1.Bölüm: Tanışma
Operasyondan yeni dönmüştüm. Başkan beni çağırdığı için adımlarımı başkanın odasına doğru yönelttim. Kapıyı çalıp 'gir' emrinin verilmesini bekledim. Emir verilince içeri girdim.
"Geç otur Berfin ."
"Sağ olun komutanım!"
"Sadık başkanımın benden özel bir isteği vardı. Senin aileni bulmamı istemişti." dediğinde her ne kadar şok olsam da yüzüme bir şey yansıtmamıştım. Sadık başkan benim eğitim aldığım zamanlar burada görev yapan kişiydi. Hikayemi duyduktan sonra beni bizzat o eğitmişti. Nişancılık yeteneklerimin farkındaydı ama sağ gözüm olmadığı için keskin nişancı olamamıştım.

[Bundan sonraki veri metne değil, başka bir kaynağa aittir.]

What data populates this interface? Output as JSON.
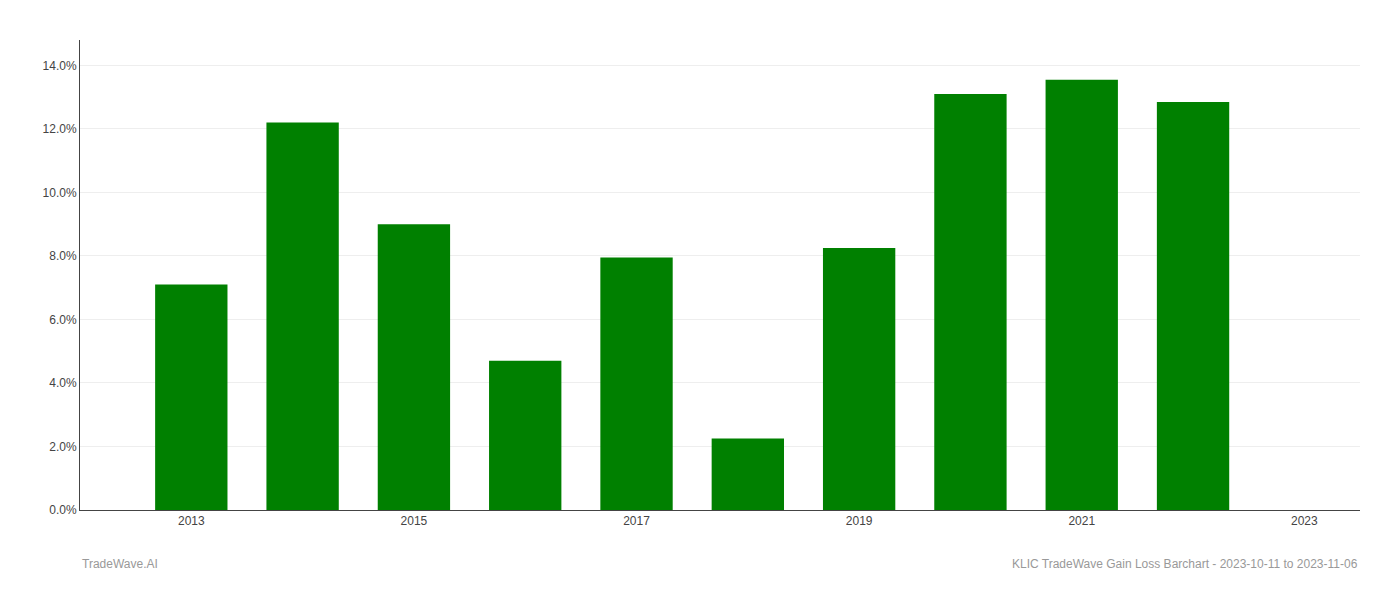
{
  "chart_data": {
    "type": "bar",
    "x": [
      2013,
      2014,
      2015,
      2016,
      2017,
      2018,
      2019,
      2020,
      2021,
      2022
    ],
    "values": [
      0.071,
      0.122,
      0.09,
      0.047,
      0.0795,
      0.0225,
      0.0825,
      0.131,
      0.1355,
      0.1285
    ],
    "color": "#008000",
    "xlim": [
      2012.0,
      2023.5
    ],
    "xticks": [
      2013,
      2015,
      2017,
      2019,
      2021,
      2023
    ],
    "ylim": [
      0,
      0.148
    ],
    "yticks": [
      {
        "value": 0.0,
        "label": "0.0%"
      },
      {
        "value": 0.02,
        "label": "2.0%"
      },
      {
        "value": 0.04,
        "label": "4.0%"
      },
      {
        "value": 0.06,
        "label": "6.0%"
      },
      {
        "value": 0.08,
        "label": "8.0%"
      },
      {
        "value": 0.1,
        "label": "10.0%"
      },
      {
        "value": 0.12,
        "label": "12.0%"
      },
      {
        "value": 0.14,
        "label": "14.0%"
      }
    ],
    "grid": "y",
    "annotations": [
      "TradeWave.AI",
      "KLIC TradeWave Gain Loss Barchart - 2023-10-11 to 2023-11-06"
    ]
  }
}
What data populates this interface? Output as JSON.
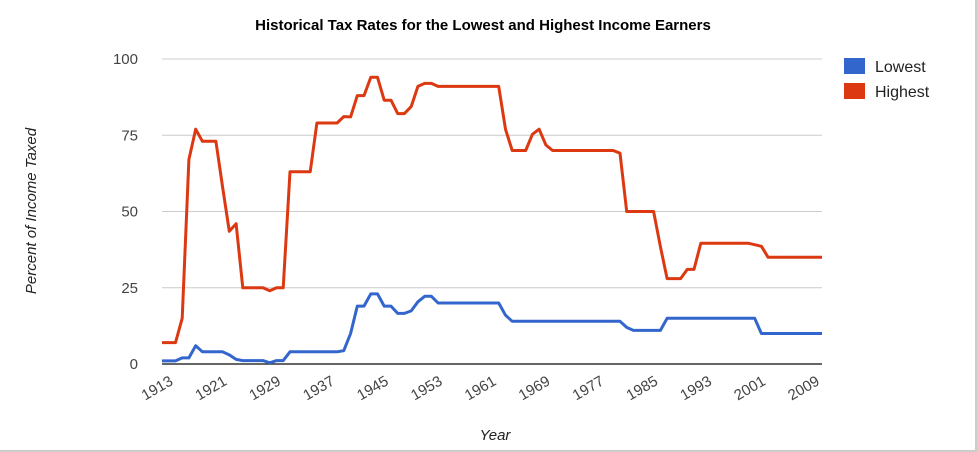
{
  "chart_data": {
    "type": "line",
    "title": "Historical Tax Rates for the Lowest and Highest Income Earners",
    "xlabel": "Year",
    "ylabel": "Percent of Income Taxed",
    "ylim": [
      0,
      100
    ],
    "xlim": [
      1913,
      2011
    ],
    "yticks": [
      0,
      25,
      50,
      75,
      100
    ],
    "xticks": [
      1913,
      1921,
      1929,
      1937,
      1945,
      1953,
      1961,
      1969,
      1977,
      1985,
      1993,
      2001,
      2009
    ],
    "grid": true,
    "legend_position": "right",
    "x_start": 1913,
    "series": [
      {
        "name": "Lowest",
        "color": "#3366cc",
        "values": [
          1,
          1,
          1,
          2,
          2,
          6,
          4,
          4,
          4,
          4,
          3,
          1.5,
          1.1,
          1.1,
          1.1,
          1.1,
          0.4,
          1.1,
          1.1,
          4,
          4,
          4,
          4,
          4,
          4,
          4,
          4,
          4.4,
          10,
          19,
          19,
          23,
          23,
          19,
          19,
          16.6,
          16.6,
          17.4,
          20.4,
          22.2,
          22.2,
          20,
          20,
          20,
          20,
          20,
          20,
          20,
          20,
          20,
          20,
          16,
          14,
          14,
          14,
          14,
          14,
          14,
          14,
          14,
          14,
          14,
          14,
          14,
          14,
          14,
          14,
          14,
          14,
          12,
          11,
          11,
          11,
          11,
          11,
          15,
          15,
          15,
          15,
          15,
          15,
          15,
          15,
          15,
          15,
          15,
          15,
          15,
          15,
          10,
          10,
          10,
          10,
          10,
          10,
          10,
          10,
          10,
          10
        ]
      },
      {
        "name": "Highest",
        "color": "#dc3912",
        "values": [
          7,
          7,
          7,
          15,
          67,
          77,
          73,
          73,
          73,
          58,
          43.5,
          46,
          25,
          25,
          25,
          25,
          24,
          25,
          25,
          63,
          63,
          63,
          63,
          79,
          79,
          79,
          79,
          81.1,
          81,
          88,
          88,
          94,
          94,
          86.5,
          86.5,
          82.1,
          82.1,
          84.4,
          91,
          92,
          92,
          91,
          91,
          91,
          91,
          91,
          91,
          91,
          91,
          91,
          91,
          77,
          70,
          70,
          70,
          75.3,
          77,
          71.8,
          70,
          70,
          70,
          70,
          70,
          70,
          70,
          70,
          70,
          70,
          69.1,
          50,
          50,
          50,
          50,
          50,
          38.5,
          28,
          28,
          28,
          31,
          31,
          39.6,
          39.6,
          39.6,
          39.6,
          39.6,
          39.6,
          39.6,
          39.6,
          39.1,
          38.6,
          35,
          35,
          35,
          35,
          35,
          35,
          35,
          35,
          35
        ]
      }
    ]
  }
}
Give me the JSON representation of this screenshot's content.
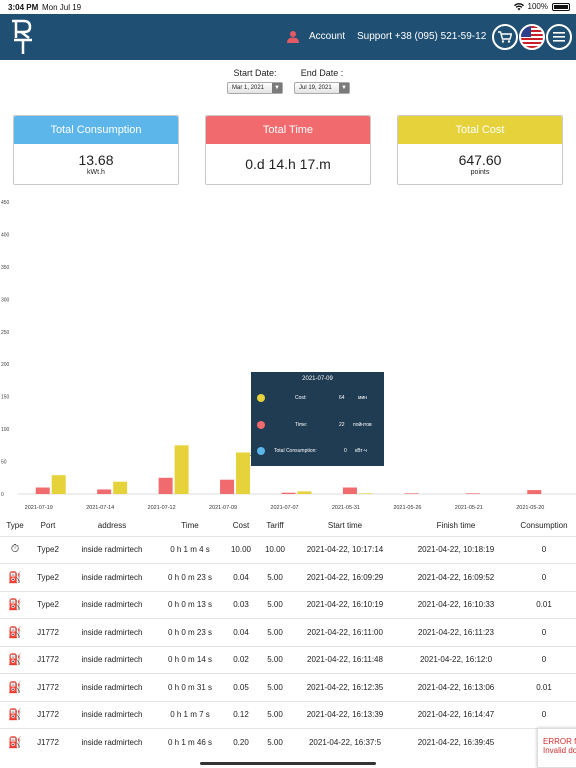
{
  "statusbar": {
    "time": "3:04 PM",
    "date": "Mon Jul 19",
    "battery": "100%"
  },
  "header": {
    "logo_text": "RT",
    "account": "Account",
    "support": "Support +38 (095) 521-59-12",
    "icons": [
      "user-icon",
      "cart-icon",
      "us-flag-icon",
      "menu-icon"
    ],
    "color": "#1f4f73"
  },
  "filters": {
    "start_label": "Start Date:",
    "start_value": "Mar 1, 2021",
    "end_label": "End Date :",
    "end_value": "Jul 19, 2021"
  },
  "cards": {
    "consumption": {
      "title": "Total Consumption",
      "value": "13.68",
      "unit": "kWt.h",
      "color": "#5cb6ea"
    },
    "time": {
      "title": "Total Time",
      "value": "0.d 14.h 17.m",
      "color": "#f16a6e"
    },
    "cost": {
      "title": "Total Cost",
      "value": "647.60",
      "unit": "points",
      "color": "#e6d23b"
    }
  },
  "chart_data": {
    "type": "bar",
    "categories": [
      "2021-07-19",
      "2021-07-14",
      "2021-07-12",
      "2021-07-09",
      "2021-07-07",
      "2021-05-31",
      "2021-05-26",
      "2021-05-21",
      "2021-05-20"
    ],
    "x_tick_labels": [
      "2021-07-19",
      "2021-07-14",
      "2021-07-12",
      "2021-07-09",
      "2021-07-07",
      "2021-05-31",
      "2021-05-26",
      "2021-05-21",
      "2021-05-20"
    ],
    "series": [
      {
        "color": "#5cb6ea",
        "values": [
          0,
          0,
          0,
          0,
          0,
          0,
          0,
          0,
          0
        ]
      },
      {
        "color": "#f16a6e",
        "values": [
          10,
          7,
          25,
          22,
          2,
          10,
          1,
          1,
          6
        ]
      },
      {
        "color": "#e6d23b",
        "values": [
          29,
          19,
          75,
          64,
          4,
          1,
          0,
          0,
          0
        ]
      }
    ],
    "ylim": [
      0,
      450
    ],
    "yticks": [
      0,
      50,
      100,
      150,
      200,
      250,
      300,
      350,
      400,
      450
    ],
    "grid": false,
    "tooltip": {
      "date": "2021-07-09",
      "rows": [
        {
          "label": "Cost:",
          "value": "64",
          "unit": "мин",
          "color": "#e6d23b"
        },
        {
          "label": "Time:",
          "value": "22",
          "unit": "пойнтов",
          "color": "#f16a6e"
        },
        {
          "label": "Total Consumption:",
          "value": "0",
          "unit": "кВт·ч",
          "color": "#5cb6ea"
        }
      ]
    }
  },
  "table": {
    "headers": [
      "Type",
      "Port",
      "address",
      "Time",
      "Cost",
      "Tariff",
      "Start time",
      "Finish time",
      "Consumption"
    ],
    "rows": [
      {
        "icon": "stopwatch-icon",
        "port": "Type2",
        "address": "inside radmirtech",
        "time": "0 h 1 m 4 s",
        "cost": "10.00",
        "tariff": "10.00",
        "start": "2021-04-22, 10:17:14",
        "finish": "2021-04-22, 10:18:19",
        "consumption": "0"
      },
      {
        "icon": "charger-icon",
        "port": "Type2",
        "address": "inside radmirtech",
        "time": "0 h 0 m 23 s",
        "cost": "0.04",
        "tariff": "5.00",
        "start": "2021-04-22, 16:09:29",
        "finish": "2021-04-22, 16:09:52",
        "consumption": "0"
      },
      {
        "icon": "charger-icon",
        "port": "Type2",
        "address": "inside radmirtech",
        "time": "0 h 0 m 13 s",
        "cost": "0.03",
        "tariff": "5.00",
        "start": "2021-04-22, 16:10:19",
        "finish": "2021-04-22, 16:10:33",
        "consumption": "0.01"
      },
      {
        "icon": "charger-icon",
        "port": "J1772",
        "address": "inside radmirtech",
        "time": "0 h 0 m 23 s",
        "cost": "0.04",
        "tariff": "5.00",
        "start": "2021-04-22, 16:11:00",
        "finish": "2021-04-22, 16:11:23",
        "consumption": "0"
      },
      {
        "icon": "charger-icon",
        "port": "J1772",
        "address": "inside radmirtech",
        "time": "0 h 0 m 14 s",
        "cost": "0.02",
        "tariff": "5.00",
        "start": "2021-04-22, 16:11:48",
        "finish": "2021-04-22, 16:12:0",
        "consumption": "0"
      },
      {
        "icon": "charger-icon",
        "port": "J1772",
        "address": "inside radmirtech",
        "time": "0 h 0 m 31 s",
        "cost": "0.05",
        "tariff": "5.00",
        "start": "2021-04-22, 16:12:35",
        "finish": "2021-04-22, 16:13:06",
        "consumption": "0.01"
      },
      {
        "icon": "charger-icon",
        "port": "J1772",
        "address": "inside radmirtech",
        "time": "0 h 1 m 7 s",
        "cost": "0.12",
        "tariff": "5.00",
        "start": "2021-04-22, 16:13:39",
        "finish": "2021-04-22, 16:14:47",
        "consumption": "0"
      },
      {
        "icon": "charger-icon",
        "port": "J1772",
        "address": "inside radmirtech",
        "time": "0 h 1 m 46 s",
        "cost": "0.20",
        "tariff": "5.00",
        "start": "2021-04-22, 16:37:5",
        "finish": "2021-04-22, 16:39:45",
        "consumption": "0"
      }
    ]
  },
  "error_toast": {
    "line1": "ERROR fo",
    "line2": "Invalid do"
  }
}
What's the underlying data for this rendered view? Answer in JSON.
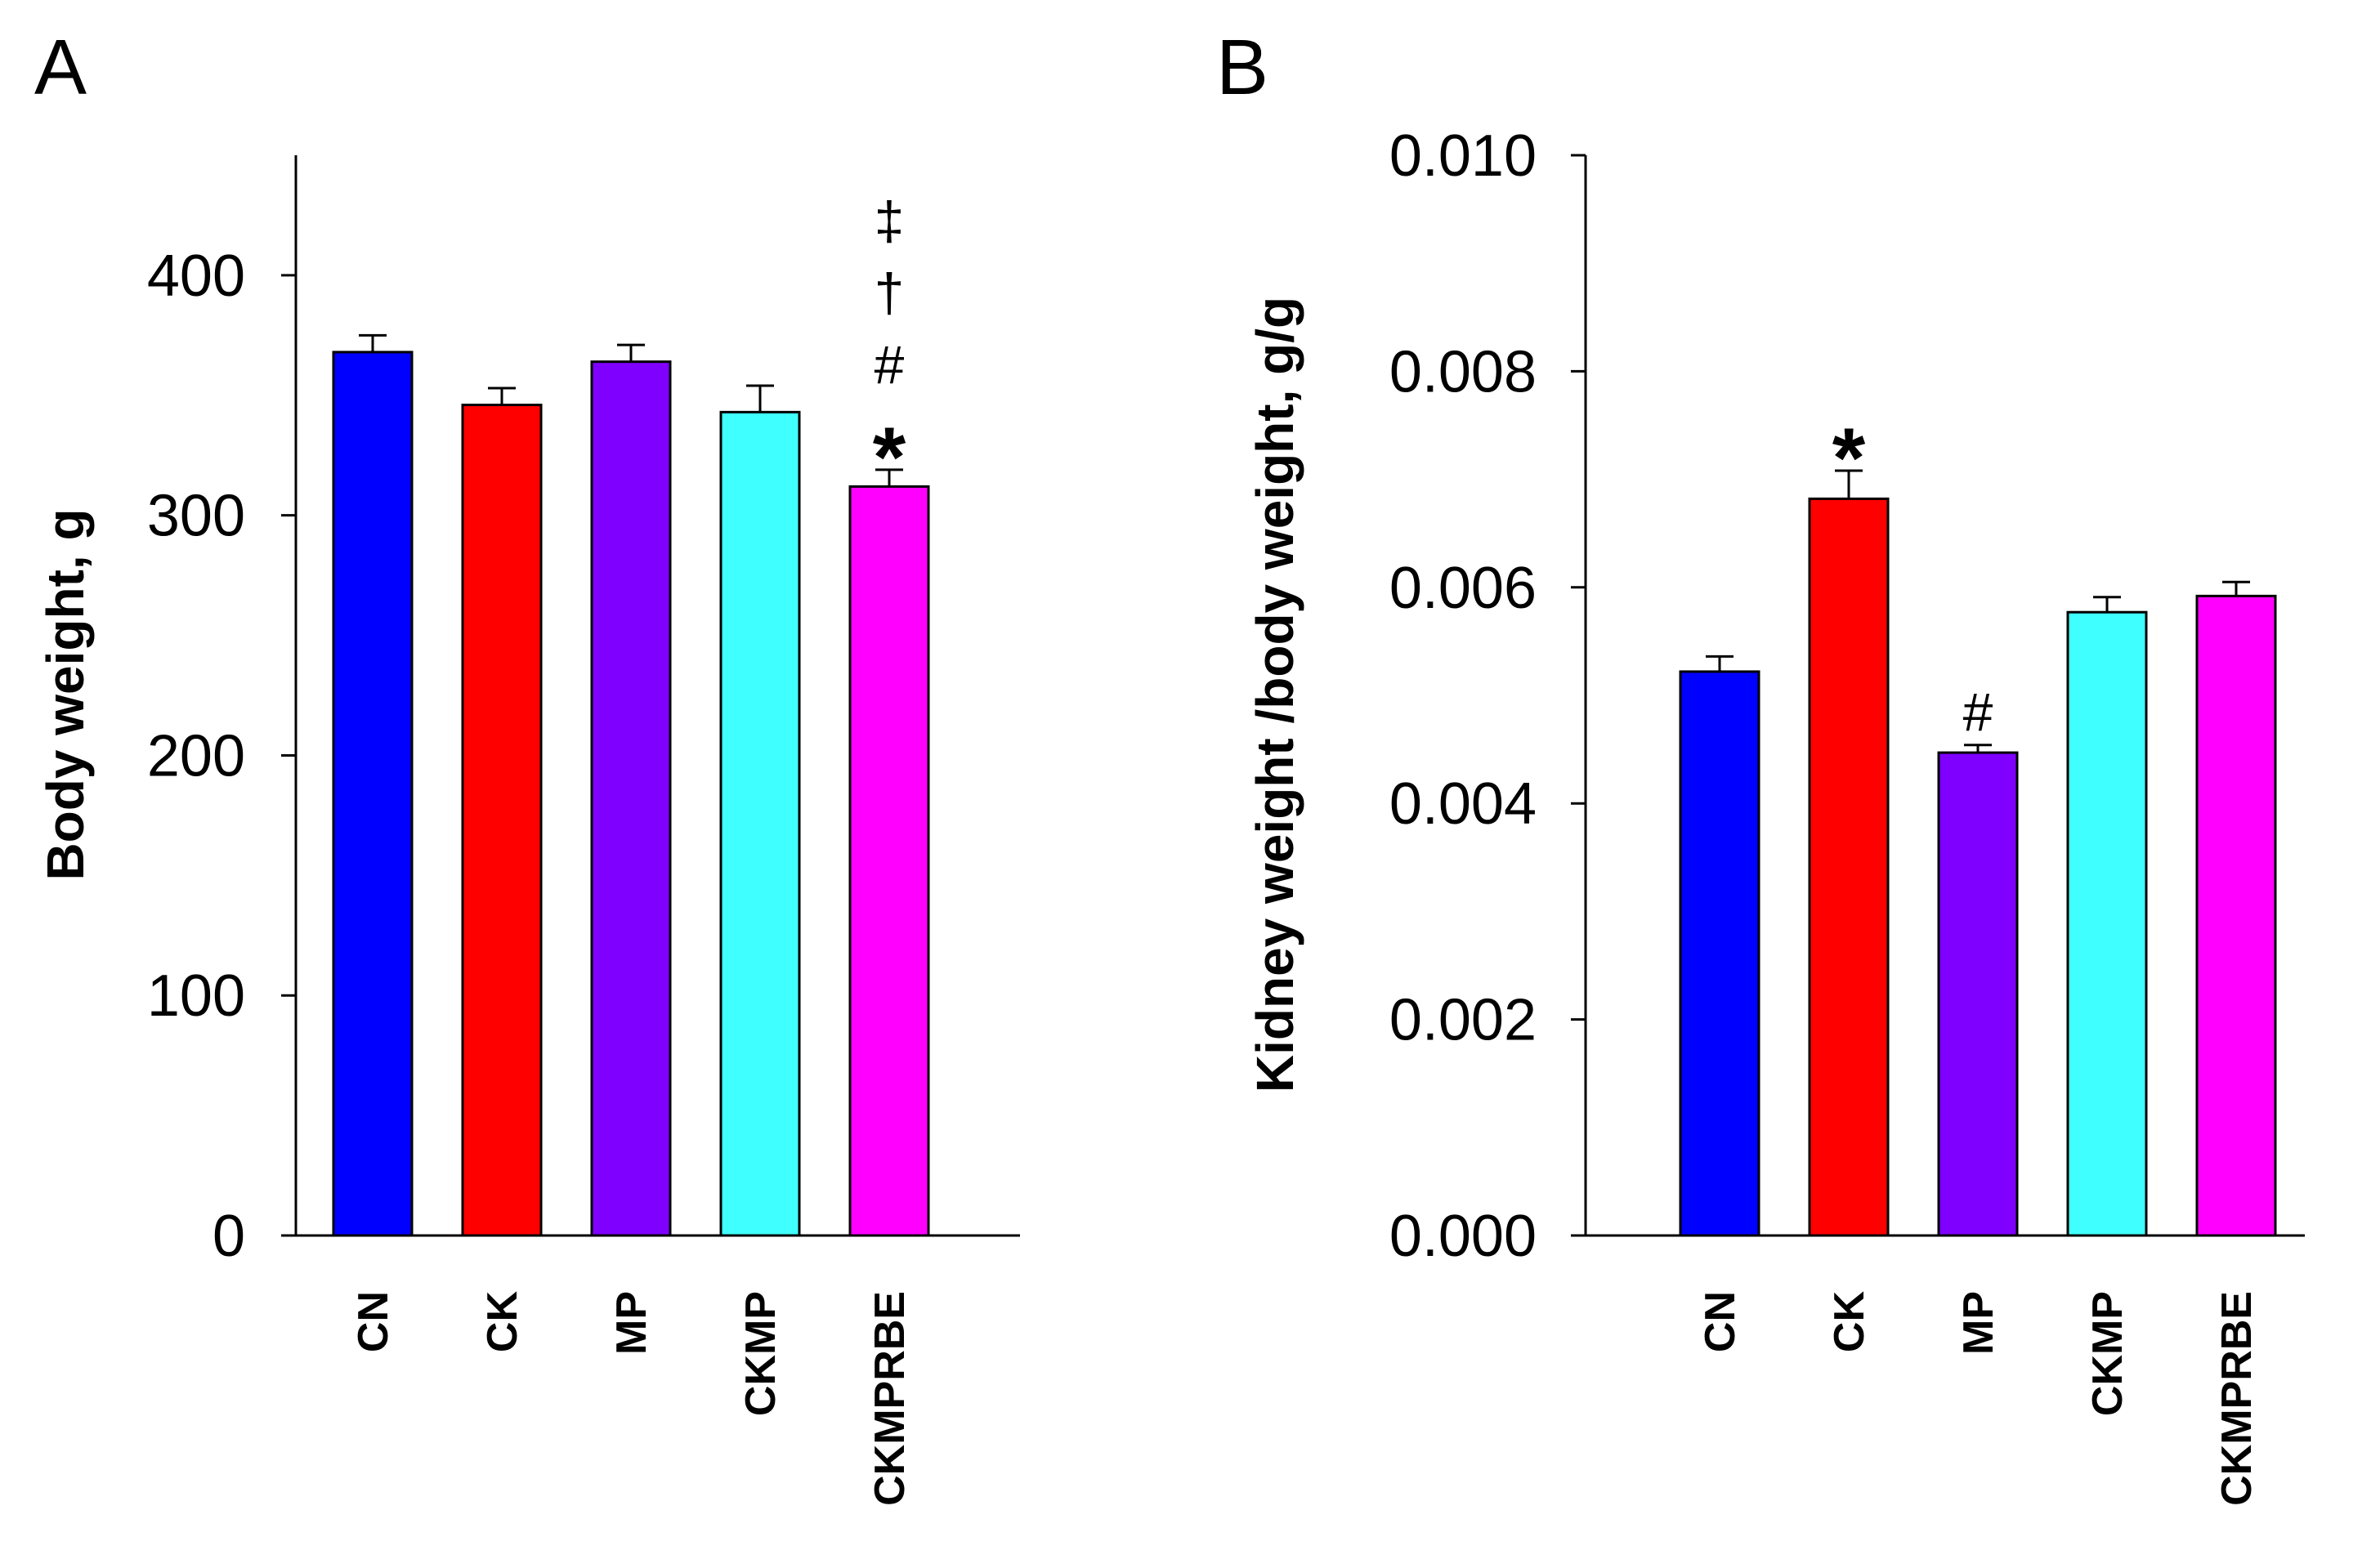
{
  "chart_data": [
    {
      "panel": "A",
      "type": "bar",
      "title": "",
      "xlabel": "",
      "ylabel": "Body weight, g",
      "ylim": [
        0,
        450
      ],
      "yticks": [
        0,
        100,
        200,
        300,
        400
      ],
      "ytick_labels": [
        "0",
        "100",
        "200",
        "300",
        "400"
      ],
      "categories": [
        "CN",
        "CK",
        "MP",
        "CKMP",
        "CKMPRBE"
      ],
      "values": [
        368,
        346,
        364,
        343,
        312
      ],
      "errors": [
        7,
        7,
        7,
        11,
        7
      ],
      "colors": [
        "#0000ff",
        "#ff0000",
        "#8000ff",
        "#40ffff",
        "#ff00ff"
      ],
      "annotations": [
        {
          "category": "CKMPRBE",
          "symbols": [
            "‡",
            "†",
            "#",
            "*"
          ]
        }
      ]
    },
    {
      "panel": "B",
      "type": "bar",
      "title": "",
      "xlabel": "",
      "ylabel": "Kidney weight /body weight, g/g",
      "ylim": [
        0,
        0.01
      ],
      "yticks": [
        0,
        0.002,
        0.004,
        0.006,
        0.008,
        0.01
      ],
      "ytick_labels": [
        "0.000",
        "0.002",
        "0.004",
        "0.006",
        "0.008",
        "0.010"
      ],
      "categories": [
        "CN",
        "CK",
        "MP",
        "CKMP",
        "CKMPRBE"
      ],
      "values": [
        0.00522,
        0.00682,
        0.00447,
        0.00577,
        0.00592
      ],
      "errors": [
        0.00014,
        0.00026,
        7e-05,
        0.00014,
        0.00013
      ],
      "colors": [
        "#0000ff",
        "#ff0000",
        "#8000ff",
        "#40ffff",
        "#ff00ff"
      ],
      "annotations": [
        {
          "category": "CK",
          "symbols": [
            "*"
          ]
        },
        {
          "category": "MP",
          "symbols": [
            "#"
          ]
        }
      ]
    }
  ]
}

"Ben üstüme düşeni yaptım, aileni buldum. Sadık başkanın senden isteği de ailene bir şans vermen. Bak açık konuşuyorum normalde bu işlerle asla uğraşmazdım eğer Sadık başkanımın hatrı olmasaydı. Şimdi sen de üzerine düşeni yap, git ailenin yanına. Hesap mı sorarsın yoksa boyunlarına mı atlarsın orası senin bileceğin iş." deyip bir kağıt uzattı. "Burada evinin koordinatları var. Eğer gitmek istersen seni oradaki birimlere yönlendireceğiz. Bilirsin bizim işimizde fazla zaman yoktur. 30 dakikan var, düşün. Gidecek misin? Kalacak mısın? Kararın için bekliyor olacağım. Şimdi çıkabilirsin."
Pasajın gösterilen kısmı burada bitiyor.